Thread: Standard Deviation on Results of Stock Trades

Originally Posted by george12345

I have calculated the expected value and standard deviation for a trading strategy for the financial markets, but think that my standard deviation is too low.

Assume the following:
A trading strategy has the folllowing possible outcome:
probability of winning trade = 50%, win will be $1,500
probability of losing trade = 50%, loss will be -$1,000

EV = 0.5 x $1,500 + 0.5 x -$1,000 = $750 + -$500 = $250
Is the standard deviation equal to $883.88? I used the =STDEVA formula in MS Excel i.e.=STDEVA( 750, -500) - is this correct?

If I then put the trade on 100 times will my EV and SD be as follows?
EV = $250 x 100 = $25,000
SD = sqrt(100) x $883.88 = $8,839

I agree with your expected value but not the standard deviation.

E(x)=$ 250

E(x^2)=1500^2 x 0.5 + (-1000)^2 x 0.5 = 1625000

Var(x) = 1625000 -250^2 = 1562500

SD = $ 1250

The last part is correct after you modify the SD.

hi mathaddict, thanks for your quick response. Your explanation is very helpful and it also makes sense. After one trial the SD should be $1,250 (the difference between -$500 and +$750). I couldn't make sense of the meaning of my $883.88 figure!

Thanks again!

Originally Posted by george12345

hi mathaddict, thanks for your quick response. Your explanation is very helpful and it also makes sense. After one trial the SD should be $1,250 (the difference between -$500 and +$750). I couldn't make sense of the meaning of my $883.88 figure!

Thanks again!

That's the SD of -500 and 750.

What you are asked to calculate is the SD of the grouped data

X ............... P(X=x)

-1000 ............... 0.5


1500 ................ 0.5

Of course, you are welcome.

Well, I am glad I managed the find this old thread I posted, as I have got a follow-up question on this. (I do apologise for not checking the forum for 5 years!)

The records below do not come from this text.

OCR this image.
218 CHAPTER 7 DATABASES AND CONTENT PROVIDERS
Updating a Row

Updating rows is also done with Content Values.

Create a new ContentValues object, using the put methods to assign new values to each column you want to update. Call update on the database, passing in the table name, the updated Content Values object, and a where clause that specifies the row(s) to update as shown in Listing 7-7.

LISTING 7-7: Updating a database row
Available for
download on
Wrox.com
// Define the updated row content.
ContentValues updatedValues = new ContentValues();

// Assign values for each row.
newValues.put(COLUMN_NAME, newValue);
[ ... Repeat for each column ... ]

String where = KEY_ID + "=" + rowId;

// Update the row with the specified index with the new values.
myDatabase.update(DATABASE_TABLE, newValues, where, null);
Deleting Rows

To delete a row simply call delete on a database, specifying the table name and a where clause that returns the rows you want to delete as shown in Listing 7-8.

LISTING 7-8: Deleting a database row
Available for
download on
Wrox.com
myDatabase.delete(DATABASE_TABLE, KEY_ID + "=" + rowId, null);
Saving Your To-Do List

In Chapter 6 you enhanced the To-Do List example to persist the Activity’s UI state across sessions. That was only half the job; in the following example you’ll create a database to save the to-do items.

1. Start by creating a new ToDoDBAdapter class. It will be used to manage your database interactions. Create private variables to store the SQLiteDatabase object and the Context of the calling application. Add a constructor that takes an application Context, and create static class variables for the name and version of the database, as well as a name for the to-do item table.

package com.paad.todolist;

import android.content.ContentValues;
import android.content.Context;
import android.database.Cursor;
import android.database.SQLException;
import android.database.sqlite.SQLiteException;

In the example above I assumed that a trade could either be a winner or a loser. I would now like to incorporate scratch trades into the equation.
Can I still use the same formula as above?

I am starting with the same numbers as above, but now assume a 10% chance of incurring a scratch trade, which on average produces a small loss of $100. The possibility of a full losing trade has reduced from 50% to 40%.

E(x)=0.5*1500 + 0.4*-$1000 + 0.1*-$100 = $340

E(x2)=1500^2x0.5 +(−1000)^2x0.5 + (-100)^2x0.1 =1526000

Var(x)=1526000−340^2 =1410400

SD= 1187.60

It seems logical to me that the standard deviation is slightly lower because a portion of the $1,000 losing trades have turned into $100 losing trades.

It would be great if somebody was happy to comment on this. Thanks in advance!